La "grana" della legge elettorale

19-05-2013

Per mesi i partiti hanno cercato di raggiungere un accordo per modificare l’attuale legge elettorale – il cosiddetto Porcellum – senza riuscirci. Da tempo venivano sollevati dubbi sulla costituzionalità di una simile legge che, tra l’altro, non consente ai cittadini di scegliere i propri rappresentanti da mandare in Parlamento. Ora la Cassazione ha deciso di rinviare alla Consulta ogni decisione in merito.

Era la scossa che ci voleva, per i partiti. Anche se la Consulta impiegherà diversi mesi per esprimere un parere, c’è già una grande fibrillazione: bisogna modificare la legge prima del pronunciamento della Consulta.

Uno degli aspetti più indigesti per i partiti è proprio la questione delle preferenze. Tutti affermano che è necessario ridare centralità ai cittadini nella scelta dei candidati. In realtà, i maggiori partiti – e in prima linea il Partito Democratico – sono fortemente contrari a reintrodurre le preferenze, perché non vogliono rischiare di veder esclusi nomi importanti delle rispettive dirigenze.

E’ un residuo dell’arroganza intollerabile dei partiti, i quali, dietro una facciata di democrazia cercano di mantenere intatti il loro potere e i privilegi dei loro rappresentanti.

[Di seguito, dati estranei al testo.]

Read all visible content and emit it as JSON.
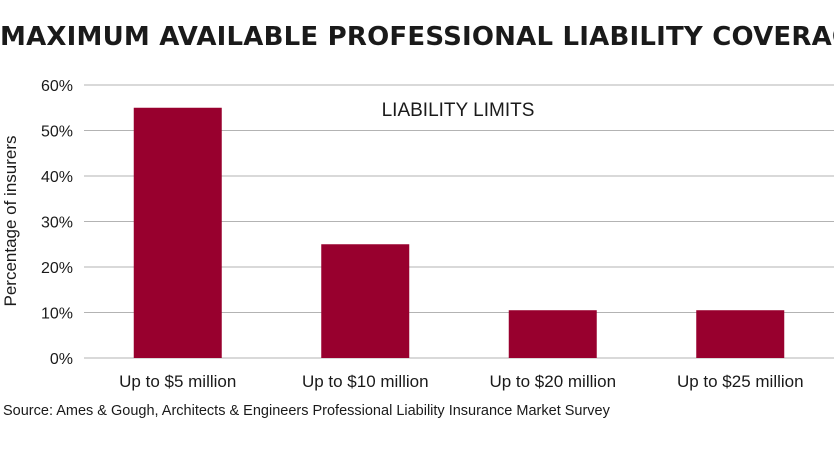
{
  "title": "MAXIMUM AVAILABLE PROFESSIONAL LIABILITY COVERAGE",
  "source": "Source: Ames & Gough, Architects & Engineers Professional Liability Insurance Market Survey",
  "colors": {
    "bar": "#98002e",
    "grid": "#b3b3b3",
    "text": "#1a1a1a"
  },
  "chart_data": {
    "type": "bar",
    "title": "LIABILITY LIMITS",
    "xlabel": "",
    "ylabel": "Percentage of insurers",
    "categories": [
      "Up to $5 million",
      "Up to $10 million",
      "Up to $20 million",
      "Up to $25 million"
    ],
    "values": [
      55,
      25,
      10.5,
      10.5
    ],
    "ylim": [
      0,
      60
    ],
    "yticks": [
      0,
      10,
      20,
      30,
      40,
      50,
      60
    ],
    "ytick_labels": [
      "0%",
      "10%",
      "20%",
      "30%",
      "40%",
      "50%",
      "60%"
    ],
    "grid": true,
    "legend": "none"
  }
}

Un’altra questione importante da affrontare è la questione del premio di maggioranza. L’attuale legge prevede che, alla Camera, indipendentemente dai voti ottenuti, il partito che raggiunga la maggioranza relativa ottenga automaticamente 340 seggi (circa il 55%). Potrebbe così accadere che, se tra un gran numero di partiti, due di questi ottengano l’uno il 20% e l’altro il 20,01% dei voti, a quest’ultimo venga riconosciuta una maggioranza di 340 seggi (cioè il 55%). Al Senato il meccanismo è analogo, ma funziona su base regionale. Si tratta, in ogni caso di un vero e proprio stravolgimento del voto degli elettori, come ha sottolineato anche la Cassazione.

Riguardo alla questione delle preferenze, personalmente non ho dubbi che debbano essere i cittadini a decidere chi debba rappresentarli in Parlamento. I pretesti addotti dai partiti per non concedere questo diritto sono assolutamente ridicoli. Uno dei preferiti, sostenuto anche dal PD, è che, con le preferenze, si rischia di favorire infiltrazioni mafiose nella politica. Ma, i candidati da sottoporre al giudizio degli elettori non vengono forse scelti dalle segreterie dei partiti? E allora che stupidaggine è mai quella di sventolare il pericolo che le cosche mafiose facciano eleggere candidati a loro graditi? Il pericolo paventato dai partiti è, in realtà, quello che gli elettori lascino fuori qualche nome importante, uno di quelli che “devono” assolutamente venir eletti…

Sul premio di maggioranza, ammesso che sia giustificato mantenerlo, avrei una mia proposta per evitare che il voto dei cittadini venga eccessivamente stravolto. Invece, che una soglia, al di sopra della quale far scattare il premio, come suggeriscono alcuni, io vedrei piuttosto una maggiorazione percentuale per il partito (o la coalizione) che ha ottenuto più voti.

Ho fatto qualche calcolo e sono giunto alla conclusione che, per avere un peso significativo, la maggiorazione dovrebbe essere compresa tra il 40% e il 60%:
- con una maggiorazione del 40%, si raggiungerebbe il 50% con il 35,72% dei voti (occorrerebbe circa il 39,29% per raggiungere il 55% dei seggi);
- con una maggiorazione del 50%, si raggiungerebbe il 50% con il 33,34% dei voti (occorrerebbe circa il 36,67% per raggiungere il 55% dei seggi);
- con una maggiorazione del 60%, si raggiungerebbe il 50% con il 31,25% dei voti (occorrerebbe circa il 34,38% per raggiungere il 55% dei seggi).

Questo tipo di soluzione eviterebbe di fissare una soglia per impedire premi di maggioranza spropositati e non si correrebbe il rischio di consegnare il Paese al partito o alla coalizione che siano risultati primi, pur con un risicato 20% o 25% dei voti, o magari anche meno.